Andrew Atwood’s “Not Interesting” take on architecture criticism is a pretty interesting blur of ideas and images.

Welcome to the age of ADD Architecture. As author Andrew Atwood himself admits in his both brilliant and (purposefully) confusing Not Interesting: On the Limits of Criticism in Architecture (Applied Research + Design Publishing, 2018), he may have had attention deficit disorder as a child. (Apparently his parents disagreed.) That diagnosis might account for his fox-like interest in many things and interpretations, as well as his lack of desire to build a single argument. His achievement in this volume is to flip that lack of focus into a virtue, arguing for the “not interesting” approach to architecture of the title. Note, and bear with the author and me here, that what he is not interested in are buildings that are not interesting. He wonders instead whether we might be able to interpret our built environment from a different set of perspectives:

But what if we were careful to uncouple attention from interest?
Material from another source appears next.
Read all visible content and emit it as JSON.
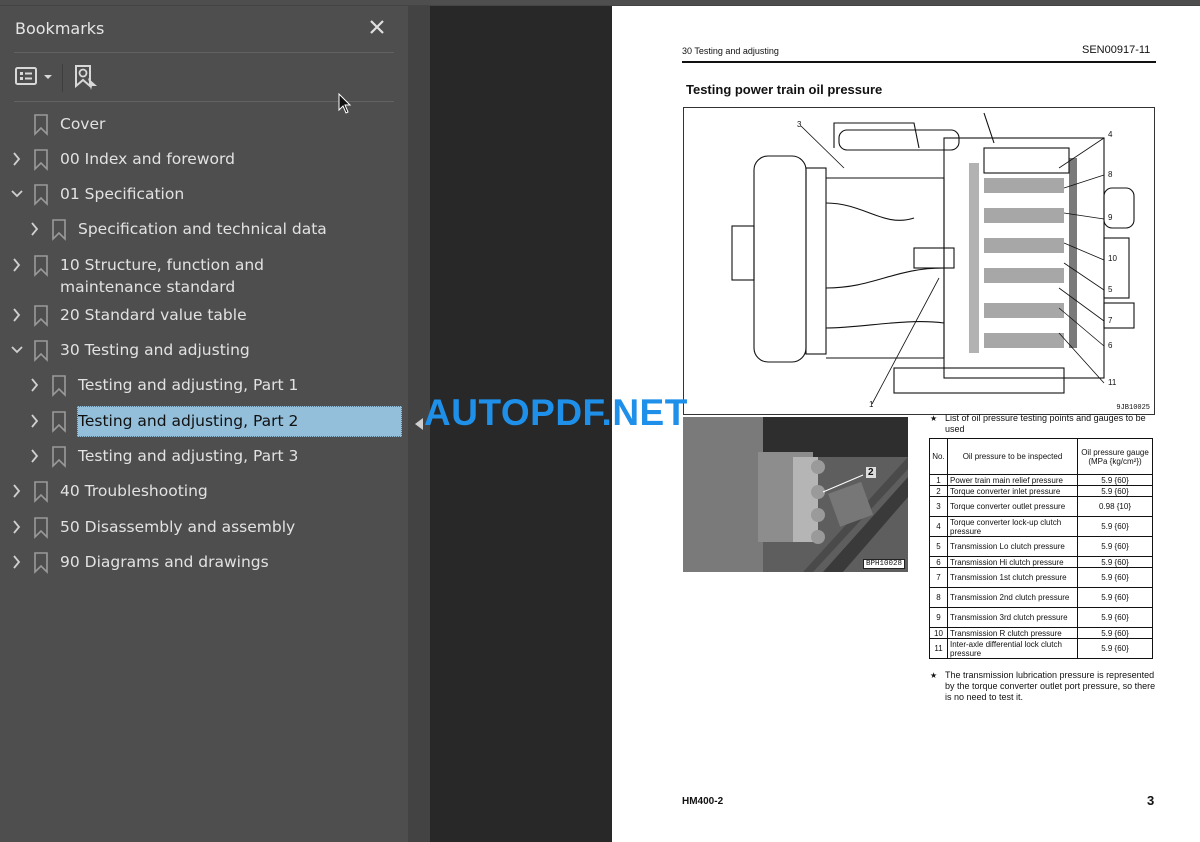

Would this remove the expectation that attention requires us to sort, distinguish, and discriminate between things? Might we get rid of the negative connotations of things that are not interesting? What if we deliberately tried to look without seeing, listen without hearing, touch without feeling? What if we forced ourselves to turn from the interest of the urgent, the signal, the foreground, and deliberately attend to the boredom of hum humdrum, the confusion of noise, the comfort of the background?

What he proposes, in other words, is an other (not necessarily new or novel) way of both seeing and being in the world that offers an alternative to the kind of order, hierarchy, and laying of meaning that we have considered normal for so long.